Quand je regarde l'écran, l'écran me regarde.
Allez, profitons des dernières heures de vacances pour nous acquitter des tâches promises, comme le visionnage de films dans le cadre du Challenge Post-Apocalyptique au cinéma . Au menu du mois d’avril, deux œuvres du duo français Caro & Jeunet traitant du sujet sans ostentation (les deux films se passent « en des temps difficiles » après ce qui a très bien pu être une catastrophe mais sans que rien ne l’explique).
le Bunker de la Dernière rafale
Un court-métrage de Marc Caro & Jean-Pierre Jeunet (1981).
Un DVD Zootrope
1.66 :1
VF stéréo Arkamys ; 26 min
Résumé : à l’intérieur d’un bunker isolé, un groupe de soldats sort de sa routine débilitante lorsqu’une alarme retentit. C’est le branle-bas de combat, qui s’achève par le constat d’une fausse alerte. Tout pourrait rentrer dans l’ordre quand l’un d’eux découvre un compteur dissimulé. Cette trouvaille exacerbe les tensions et aiguise les angoisses…
Une chronique de Vance
Le Bunker de la Dernière rafale permettait d’explorer l’imaginaire de Caro & Jeunet avant de s’attaquer au morceau de choix, Delicatessen. En outre, son script semblait le placer (tout comme le 3e film trouvable dans le très beau coffret, la Cité des enfants perdus) dans une optique similaire : l’exploration d’un milieu clos par nécessité et les interactions dans le groupe de résidents (survivants ?).

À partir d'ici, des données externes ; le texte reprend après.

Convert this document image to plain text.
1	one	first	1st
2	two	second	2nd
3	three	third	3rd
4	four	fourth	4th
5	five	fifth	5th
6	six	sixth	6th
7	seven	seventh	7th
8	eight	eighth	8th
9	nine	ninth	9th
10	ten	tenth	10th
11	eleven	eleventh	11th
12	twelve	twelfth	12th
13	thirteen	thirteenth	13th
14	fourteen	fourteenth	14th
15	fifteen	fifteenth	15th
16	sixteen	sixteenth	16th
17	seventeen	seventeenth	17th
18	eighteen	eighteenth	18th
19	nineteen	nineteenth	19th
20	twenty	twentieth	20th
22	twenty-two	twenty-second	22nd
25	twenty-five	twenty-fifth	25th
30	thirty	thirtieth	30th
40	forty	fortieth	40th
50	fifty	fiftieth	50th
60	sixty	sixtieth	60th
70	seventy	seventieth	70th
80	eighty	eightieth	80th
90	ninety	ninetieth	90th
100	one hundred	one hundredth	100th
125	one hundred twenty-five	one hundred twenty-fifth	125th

Ici, il s’agit d’un bunker. Il se découpe, massif, sur un fond de ciel nocturne parcouru d’éclairs surnaturels. A l’intérieur, un groupe d’hommes en uniforme et au crâne rasé trompe son ennui en attendant la prochaine mission – si elle a lieu. Les tâches routinières succèdent aux occupations plus ou moins ludiques mais personne ne se laisse aller, la tension est permanente, les sourcils froncés, les traits crispés, sur le qui-vive.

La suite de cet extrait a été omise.